When Interacting With Police:
- You do not have to say anything to the police, no matter what they ask you, even if you are under 18.
- You have the right to a lawyer, and if you don’t have one, the state must appoint you one.
- You have to give consent for a police officer to search you. Simply say, “I don’t give my consent.”
- If an officer comes up to you but is not arresting you, you don’t have to stay. Ask loudly “Am I being detained?” or “Am I free to go?” If they say you are not being detained, you can safely walk away.
- If you are being detained, you still do not have to answer their questions. Providing basic identifying information if you are under arrest will make the process move much more quickly.
Police Violence: De-Escalate
- Be incredibly careful with your body language and movements around cops.
- Appoint trusted security representatives in your community.
- Never put your hands on a police officer or resist arrest, without considerable planned consideration of consequences to yourself & those around you. The likeliness of increasing violence is high.
- Never lunge or motion toward a police officer, these motions can be excuses to issue arrests for aggravated assault, a felony.
- Never touch a police officer. Any touching can be excuse to issue arrests for aggravated battery, a felony.
- Do not, without considerable prior consideration of consequences to yourself and all around you, intentionally agitate cops. Do not bang on police property without considerable prior consideration of consequences for yourself and others around you. It can endanger people in your community especially those formerly incarnated, undocumented, differently abled, elderly, children and communities most targeted by police violence.
On Building Broad Based Support
- We want our communities to feel safe attending protests. That means we want people with priors, formerly incarcerated, undocumented workers, the elderly, parents and children, survivors of police violence to join our protests.
- We want our protests to reflect our communities’ diverse and multi-layered compositions.
- We want to prevent any openings left to the police to use an excuse to arrest us and use violence against our bodies. Therefore we are vigilantly critical in how we protest.

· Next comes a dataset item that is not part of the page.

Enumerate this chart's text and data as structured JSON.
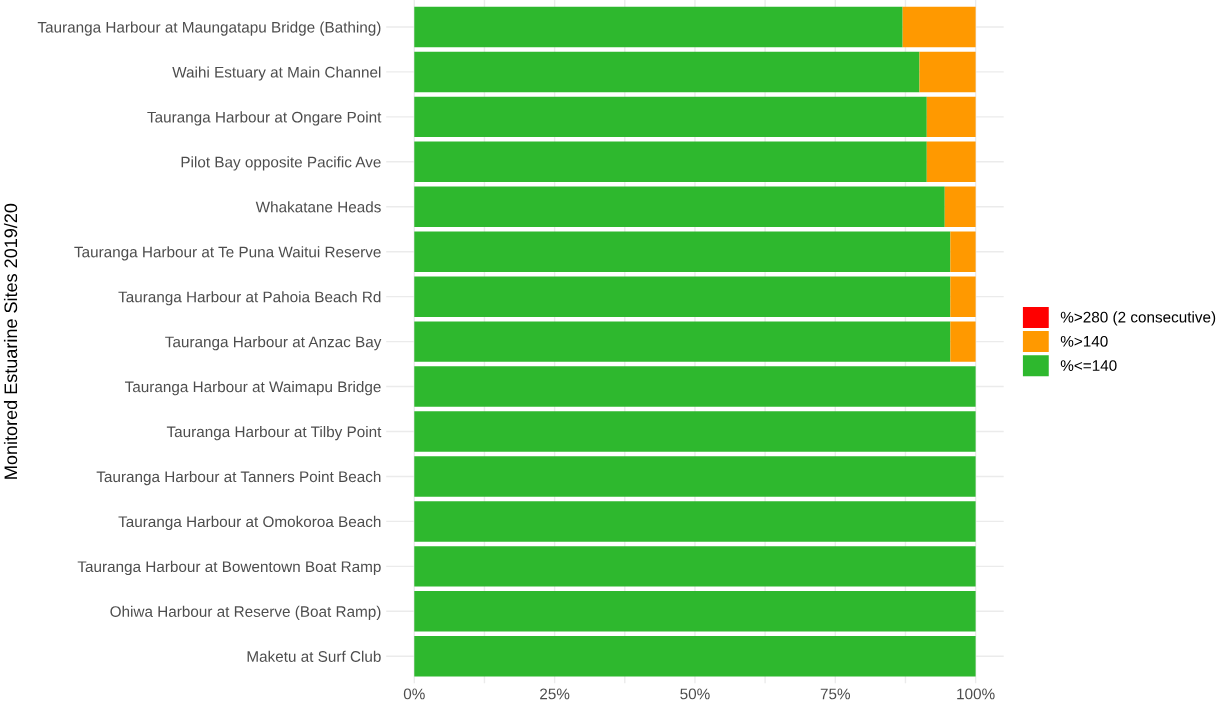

- Any planned arrests should be organized well in advance while taking into consideration who is the most marginalized and most targeted for mass incarceration, and therefore utilize methods to protect those of us most criminalized while having ready: lawyers, legal observers, jail support, bail funds - all prepared in advance.
- Those organizing and protesting with race, skin, language, class privileges should critically monitor decision and movements to ensure actions do not result in disproportionate Black and Brown arrests, thus perpetuating mass incarceration of Black and Brown, and working class bodies.
- Any actions with intent to arrest, should NOT include or put in danger, without extensive deliberation and consideration of legal implications: the formerly incarcerated, undocumented, children or people with priors. We are working for liberation, not to add to the prison industrial complex, and deportation of our Black and Brown brothers and sisters.